Awalnya, kata Sulaiman, dirinya dihubungi oleh PPS Kecamatan dan ditawari ‘upah untuk penambahan suara’. Ketua Hakim Suhartoyo pun bertanya apakah penambahan suara itu jadi dilaksanakan atau tidak. Lalu, Sulaiman mengakui jika penambahan itu terjadi. Sulaiman menyebut ada pemindahan suara ke PAN.
“Terjadi tidak itu penambahan suaranya?” tanya Suhartoyo.
“Terjadi Pak. Itu penambahan,” aku Sulaiman.
“Suara dari mana ke siapa?” tanya Suhartoyo lagi.
“Dari Partai PAN dan serta caleg lainnya,” jawab Sulaiman.
Surahtoyo kembali memastikan ke mana saja larinya penambahan suara itu. Sulaiman menjawab, “Dari PAN, dari partai ke caleg nomor 1 , nomor 2 dan caleg nomor urut lainnya.”
Sulaiman mengatakan penambahan suara itu berkisar 634 yang masuk ke PAN. Pemindahan dilakukan selama dua malam.
Sulaiman mengaku diberi bayaran Rp100.000 untuk setiap satu suara yang pindah.
“Memang mau dijanjikan upah berapa?” tanya Suhartoyo.
“Dari keterangan beliau kemarin, satu suara, 100 ribu. 634 suara,” jawab Sulaiman.
“Sudah dipenuhi janji upah itu?” tanya Suhartoyo lagi.
“Sudah dipenuhi. Langsung diserahkan oleh salah satu anggota PPK kepada saya,” jawab Sulaiman.
Sebelumnya, Keributan terjadi di MK menjelang sidang pembuktian PHPU legislatif perkara 196 pada siang ini. Berdasarkan pantauan CNNINdonesia.com sekitar pukul 13.50 WIB, tampak tiga orang yang mengklaim keluarga saksi PHPU dari Partai Demokrat mendatangi gedung MK.
Tampak seorang perempuan berteriak saat saksi hendak dibawa masuk ke gedung MK. Perempuan itu mengaku tidak setuju dengan cara dari pihak Demokrat yang membawa adiknya untuk menjadi saksi.
Perempuan itu mengatakan dirinya tidak bisa menghubungi sang adik setelah dibawa oleh pihak Demokrat.
“Saya kakaknya tau enggak. Jangan ada paksaan. keluarkan adik ku,” teriak perempuan itu.

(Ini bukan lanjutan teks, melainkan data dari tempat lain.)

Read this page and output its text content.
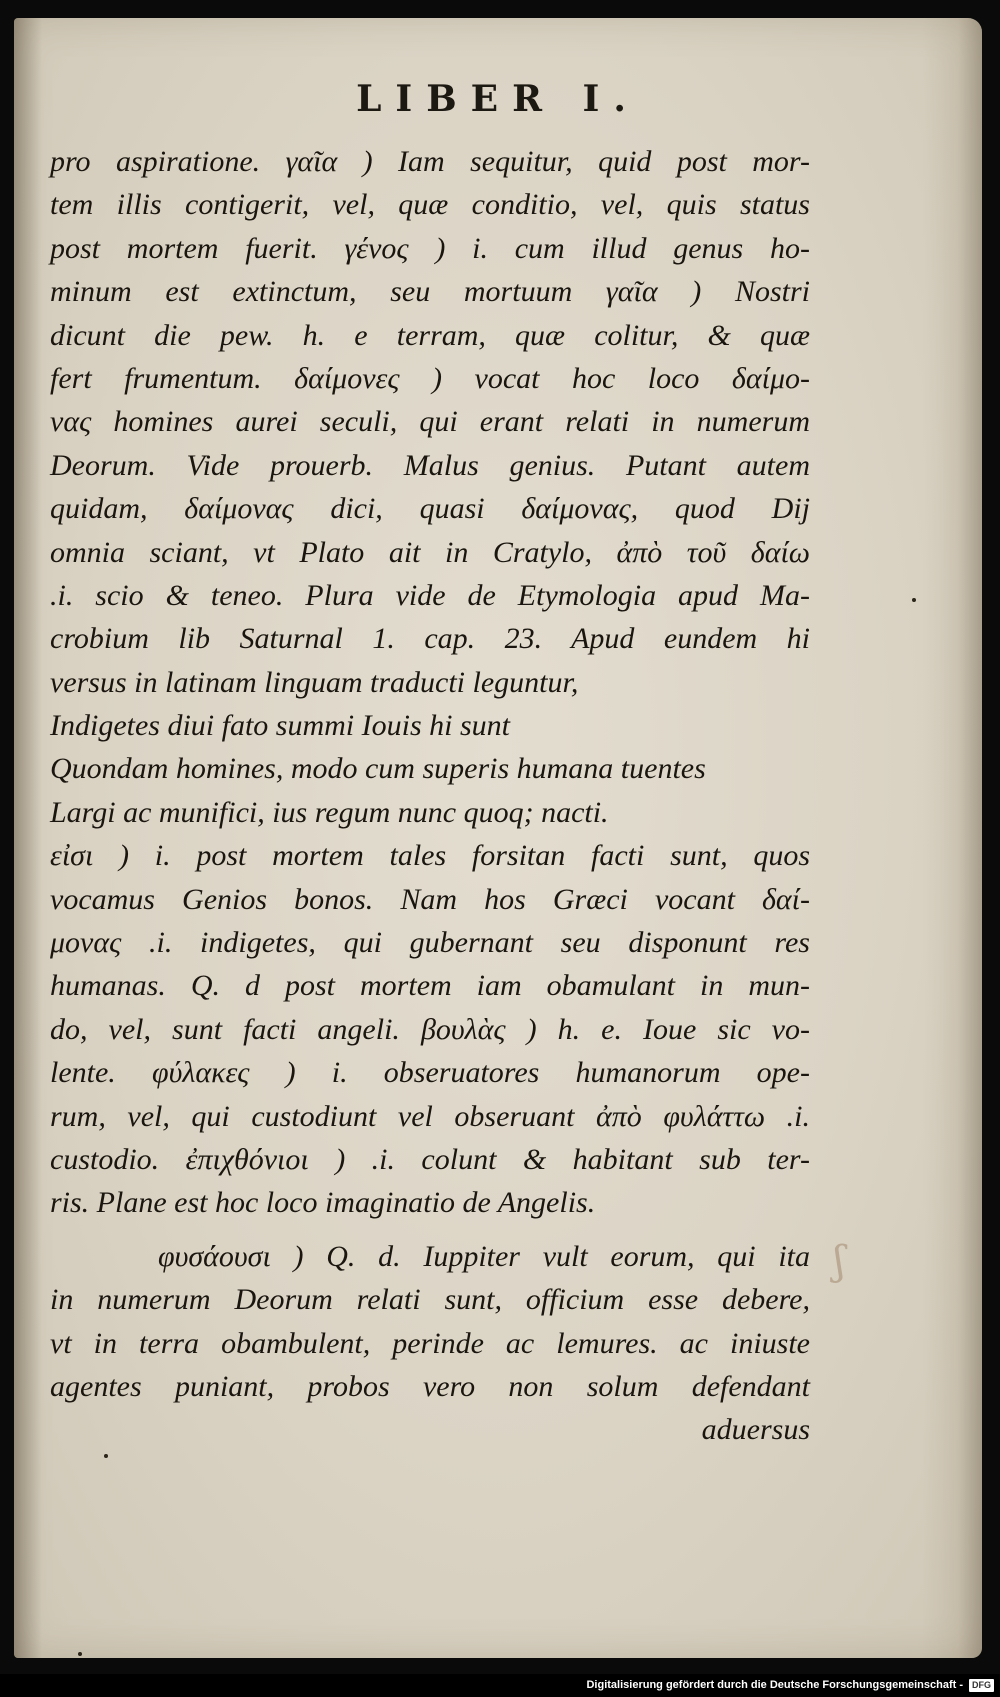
LIBER I.
pro aspiratione. γαῖα ) Iam sequitur, quid post mor-
tem illis contigerit, vel, quæ conditio, vel, quis status
post mortem fuerit. γένος ) i. cum illud genus ho-
minum est extinctum, seu mortuum γαῖα ) Nostri
dicunt die pew. h. e terram, quæ colitur, & quæ
fert frumentum. δαίμονες ) vocat hoc loco δαίμο-
νας homines aurei seculi, qui erant relati in numerum
Deorum. Vide prouerb. Malus genius. Putant autem
quidam, δαίμονας dici, quasi δαίμονας, quod Dij
omnia sciant, vt Plato ait in Cratylo, ἀπὸ τοῦ δαίω
.i. scio & teneo. Plura vide de Etymologia apud Ma-
crobium lib Saturnal 1. cap. 23. Apud eundem hi
versus in latinam linguam traducti leguntur,
Indigetes diui fato summi Iouis hi sunt
Quondam homines, modo cum superis humana tuentes
Largi ac munifici, ius regum nunc quoq; nacti.
εἰσι ) i. post mortem tales forsitan facti sunt, quos
vocamus Genios bonos. Nam hos Græci vocant δαί-
μονας .i. indigetes, qui gubernant seu disponunt res
humanas. Q. d post mortem iam obamulant in mun-
do, vel, sunt facti angeli. βουλὰς ) h. e. Ioue sic vo-
lente. φύλακες ) i. obseruatores humanorum ope-
rum, vel, qui custodiunt vel obseruant ἀπὸ φυλάττω .i.
custodio. ἐπιχθόνιοι ) .i. colunt & habitant sub ter-
ris. Plane est hoc loco imaginatio de Angelis.
φυσάουσι ) Q. d. Iuppiter vult eorum, qui ita
in numerum Deorum relati sunt, officium esse debere,
vt in terra obambulent, perinde ac lemures. ac iniuste
agentes puniant, probos vero non solum defendant
aduersus
ʃ
Digitalisierung gefördert durch die Deutsche Forschungsgemeinschaft - DFG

Dalam perkara ini, Demokrat mempermasalahkan perolehan suara PAN di daerah pemilihan Kalimantan Selatan (Kalsel) I. Berdasarkan penghitungan Demokrat, PAN seharusnya memperoleh suara sebanyak 88.536.
Namun, berdasarkan penghitungan suara KPU, PAN mendapat 94.602 suara atau selisih 6.066 dari jumlah suara berdasarkan penghitungan PAN.
Dengan perolehan suara versi KPU, Demokrat berpandangan PAN berhasil mendapatkan kursi keenam sekaligus kursi terakhir di dapil tersebut. Caleg yang mendapat kursi keenam itu adalah Pangeran Khairul Saleh, caleg petahana yang saat ini merupakan Wakil Ketua Komisi III DPR RI
Sementara Partai Demokrat berada di urutan ketujuh dengan perolehan 89.979 suara. Dengan perolehan itu, Demokrat gagal mendapatkan kursi DPR.
Jika MK mengabulkan gugatan mereka, maka caleg dari Demokrat berpotensi menggeser posisi Khairul Saleh.(cnni/bj)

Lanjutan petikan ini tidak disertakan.